同じ白色なので違和感が無い。お尻の汚れも隠れて斜めに折った事でフリルっぽく見えて最初からそういうデザインのドレスと言われたらそう見えるくらいになった。
「ふぅ、デビュタントって事で全員白色が基本だったから良かった。これなら大丈夫でしょ?」
ニコッと笑うニーナにデボラはしゃくりながら
「な、ヒクッ!なんで?わ、ヒクッ!私、さヒクッんざん貴ヒクッ女に意地ヒクッ悪しヒクッたわ…今日も貴女に…ヒクッ」
「そら、イヤよぉ。昔だってすっごく傷ついた!領土に帰っても、ずぅぅっと貴女達の嫌な笑い声が頭の中から消えなかったし、今も消えてない!

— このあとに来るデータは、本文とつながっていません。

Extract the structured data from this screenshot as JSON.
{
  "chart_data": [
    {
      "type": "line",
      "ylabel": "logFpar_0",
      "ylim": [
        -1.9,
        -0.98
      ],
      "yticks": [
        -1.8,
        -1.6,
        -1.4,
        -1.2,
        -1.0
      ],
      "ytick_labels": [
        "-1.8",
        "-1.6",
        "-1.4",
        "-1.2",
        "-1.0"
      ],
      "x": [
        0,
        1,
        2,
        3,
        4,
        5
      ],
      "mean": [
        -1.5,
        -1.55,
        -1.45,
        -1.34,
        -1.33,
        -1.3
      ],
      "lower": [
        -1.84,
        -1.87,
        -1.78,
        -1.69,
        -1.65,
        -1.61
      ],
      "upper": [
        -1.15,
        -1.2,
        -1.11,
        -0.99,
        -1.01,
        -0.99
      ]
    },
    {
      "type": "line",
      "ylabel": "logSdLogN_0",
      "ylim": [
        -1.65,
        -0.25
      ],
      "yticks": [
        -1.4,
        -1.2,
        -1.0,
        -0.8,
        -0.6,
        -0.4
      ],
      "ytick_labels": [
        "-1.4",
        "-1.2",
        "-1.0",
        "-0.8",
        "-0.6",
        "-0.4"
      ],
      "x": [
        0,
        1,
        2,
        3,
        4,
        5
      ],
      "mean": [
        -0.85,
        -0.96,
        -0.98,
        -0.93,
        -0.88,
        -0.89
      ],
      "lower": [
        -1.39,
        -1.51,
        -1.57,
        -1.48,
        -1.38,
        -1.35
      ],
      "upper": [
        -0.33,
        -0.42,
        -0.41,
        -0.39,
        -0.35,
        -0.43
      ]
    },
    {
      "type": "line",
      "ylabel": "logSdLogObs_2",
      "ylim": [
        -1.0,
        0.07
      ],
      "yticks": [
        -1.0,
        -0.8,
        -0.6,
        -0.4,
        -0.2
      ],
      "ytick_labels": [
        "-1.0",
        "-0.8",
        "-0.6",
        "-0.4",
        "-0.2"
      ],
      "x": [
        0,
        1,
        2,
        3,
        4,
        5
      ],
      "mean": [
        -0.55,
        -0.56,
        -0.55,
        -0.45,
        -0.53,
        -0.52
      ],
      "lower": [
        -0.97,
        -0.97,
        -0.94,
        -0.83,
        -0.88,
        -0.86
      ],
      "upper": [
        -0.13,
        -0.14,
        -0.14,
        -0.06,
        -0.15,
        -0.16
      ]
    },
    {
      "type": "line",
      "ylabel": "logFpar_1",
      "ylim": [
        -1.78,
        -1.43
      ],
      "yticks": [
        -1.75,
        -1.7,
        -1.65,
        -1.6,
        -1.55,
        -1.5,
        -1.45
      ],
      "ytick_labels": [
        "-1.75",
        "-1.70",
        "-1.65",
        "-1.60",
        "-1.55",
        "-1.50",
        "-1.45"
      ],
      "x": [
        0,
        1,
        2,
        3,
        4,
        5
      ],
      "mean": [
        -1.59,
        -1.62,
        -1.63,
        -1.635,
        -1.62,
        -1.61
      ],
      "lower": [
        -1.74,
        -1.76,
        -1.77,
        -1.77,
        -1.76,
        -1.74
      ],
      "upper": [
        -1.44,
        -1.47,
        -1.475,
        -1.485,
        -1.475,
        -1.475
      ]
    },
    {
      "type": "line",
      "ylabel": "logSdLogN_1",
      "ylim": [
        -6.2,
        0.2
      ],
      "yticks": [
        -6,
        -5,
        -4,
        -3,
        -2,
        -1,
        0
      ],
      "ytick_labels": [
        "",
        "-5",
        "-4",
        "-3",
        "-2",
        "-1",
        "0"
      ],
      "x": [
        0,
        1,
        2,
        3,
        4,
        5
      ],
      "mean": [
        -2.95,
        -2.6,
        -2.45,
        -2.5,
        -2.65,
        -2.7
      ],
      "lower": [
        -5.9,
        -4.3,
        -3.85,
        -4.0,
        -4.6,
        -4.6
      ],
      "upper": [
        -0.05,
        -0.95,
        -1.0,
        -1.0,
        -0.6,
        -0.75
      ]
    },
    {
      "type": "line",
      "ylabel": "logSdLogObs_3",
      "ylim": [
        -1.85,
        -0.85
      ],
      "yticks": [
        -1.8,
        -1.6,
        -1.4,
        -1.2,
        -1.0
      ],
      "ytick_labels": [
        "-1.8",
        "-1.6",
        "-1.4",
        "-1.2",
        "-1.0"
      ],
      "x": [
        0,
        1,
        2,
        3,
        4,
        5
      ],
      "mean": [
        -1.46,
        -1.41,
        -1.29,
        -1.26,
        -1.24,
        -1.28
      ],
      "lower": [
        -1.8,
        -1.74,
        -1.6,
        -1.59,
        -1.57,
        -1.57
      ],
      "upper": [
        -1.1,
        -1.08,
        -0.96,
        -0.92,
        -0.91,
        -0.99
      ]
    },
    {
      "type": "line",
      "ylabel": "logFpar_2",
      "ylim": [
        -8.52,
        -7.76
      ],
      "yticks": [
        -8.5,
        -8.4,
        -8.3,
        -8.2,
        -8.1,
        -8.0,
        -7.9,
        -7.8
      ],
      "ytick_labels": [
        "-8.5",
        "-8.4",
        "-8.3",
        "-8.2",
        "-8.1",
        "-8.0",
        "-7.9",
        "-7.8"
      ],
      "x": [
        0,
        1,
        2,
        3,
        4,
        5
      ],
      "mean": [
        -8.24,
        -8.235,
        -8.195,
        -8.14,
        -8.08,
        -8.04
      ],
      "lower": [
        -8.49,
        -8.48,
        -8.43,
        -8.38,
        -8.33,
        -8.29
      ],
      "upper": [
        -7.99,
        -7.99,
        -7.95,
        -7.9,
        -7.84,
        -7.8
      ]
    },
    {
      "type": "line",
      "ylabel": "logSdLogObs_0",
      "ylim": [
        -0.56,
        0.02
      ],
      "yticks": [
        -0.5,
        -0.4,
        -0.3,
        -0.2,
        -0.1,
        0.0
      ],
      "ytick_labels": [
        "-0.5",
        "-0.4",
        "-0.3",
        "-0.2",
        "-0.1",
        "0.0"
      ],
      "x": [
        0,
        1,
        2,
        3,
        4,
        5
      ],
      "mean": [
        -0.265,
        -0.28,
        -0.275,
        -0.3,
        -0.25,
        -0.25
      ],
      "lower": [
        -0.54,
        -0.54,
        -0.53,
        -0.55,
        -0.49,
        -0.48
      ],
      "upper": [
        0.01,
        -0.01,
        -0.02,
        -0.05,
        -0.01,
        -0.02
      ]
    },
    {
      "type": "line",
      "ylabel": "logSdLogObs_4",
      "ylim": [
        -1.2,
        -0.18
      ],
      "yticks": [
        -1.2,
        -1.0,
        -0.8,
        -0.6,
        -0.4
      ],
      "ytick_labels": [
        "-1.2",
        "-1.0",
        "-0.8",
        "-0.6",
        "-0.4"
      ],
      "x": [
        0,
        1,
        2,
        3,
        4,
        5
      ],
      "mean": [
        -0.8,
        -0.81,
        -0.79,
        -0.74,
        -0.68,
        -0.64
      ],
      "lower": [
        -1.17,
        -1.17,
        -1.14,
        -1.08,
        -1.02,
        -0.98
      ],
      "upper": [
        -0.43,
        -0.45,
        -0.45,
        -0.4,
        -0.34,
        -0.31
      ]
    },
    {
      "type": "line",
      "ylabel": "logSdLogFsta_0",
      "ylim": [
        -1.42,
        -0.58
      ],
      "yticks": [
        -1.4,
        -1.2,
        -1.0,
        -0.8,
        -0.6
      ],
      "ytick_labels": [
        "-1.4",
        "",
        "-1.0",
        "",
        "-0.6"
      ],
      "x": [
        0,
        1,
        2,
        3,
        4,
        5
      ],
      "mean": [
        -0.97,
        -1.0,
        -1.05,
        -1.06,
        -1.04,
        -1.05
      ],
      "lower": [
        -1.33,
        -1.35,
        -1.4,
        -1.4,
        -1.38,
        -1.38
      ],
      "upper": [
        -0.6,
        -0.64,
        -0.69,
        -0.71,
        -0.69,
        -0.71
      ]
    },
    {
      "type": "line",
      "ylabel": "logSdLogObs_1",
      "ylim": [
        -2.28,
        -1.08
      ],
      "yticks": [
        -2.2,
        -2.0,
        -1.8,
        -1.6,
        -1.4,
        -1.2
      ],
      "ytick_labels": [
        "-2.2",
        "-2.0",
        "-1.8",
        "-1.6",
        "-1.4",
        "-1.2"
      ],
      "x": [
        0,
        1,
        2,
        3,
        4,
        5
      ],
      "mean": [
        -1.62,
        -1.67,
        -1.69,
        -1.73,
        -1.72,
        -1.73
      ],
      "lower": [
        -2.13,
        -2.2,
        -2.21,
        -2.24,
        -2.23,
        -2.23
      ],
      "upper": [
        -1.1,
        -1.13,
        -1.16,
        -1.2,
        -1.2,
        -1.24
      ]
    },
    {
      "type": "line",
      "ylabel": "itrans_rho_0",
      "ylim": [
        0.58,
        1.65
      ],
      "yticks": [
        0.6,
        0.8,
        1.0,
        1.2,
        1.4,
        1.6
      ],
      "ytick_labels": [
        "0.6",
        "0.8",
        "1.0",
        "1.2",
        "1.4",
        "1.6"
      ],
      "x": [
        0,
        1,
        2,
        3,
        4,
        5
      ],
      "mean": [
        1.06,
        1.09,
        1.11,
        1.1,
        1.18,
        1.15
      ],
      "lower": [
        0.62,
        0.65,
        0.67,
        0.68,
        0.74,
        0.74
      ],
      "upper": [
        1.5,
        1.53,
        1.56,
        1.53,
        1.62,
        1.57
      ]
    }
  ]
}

でもだからといって『ざまぁ!』ってするのは私も貴女達と同じレベルに落ちるみたいでもっとイヤ!
だから!私は私でいる!許した訳じゃないの!『情けは人の為成らず』よ!
単に私にできる事があるのにしないのはイヤ!って思うだけ!それだけ!」
「「「…………」」」
3人とも言葉を失う。デボラはシャックリしながらだけど…
「さぁ!始まるまでにデボラは涙を拭いてメイクしなおしておいでよね…じゃ、私は行くわ…三人とも大人になりなさいよ!」
さすがに最後まで面倒を見る気は無かったのでトイレから出てサロンに戻った。ドレスを着た時は気付かなかったけどキトーンを無くしたドレスは胸がV字に大きく開いたエンパイアラインのドレスだった。まるで星座ごとに戦士がいて守られる女神みたいになっていた。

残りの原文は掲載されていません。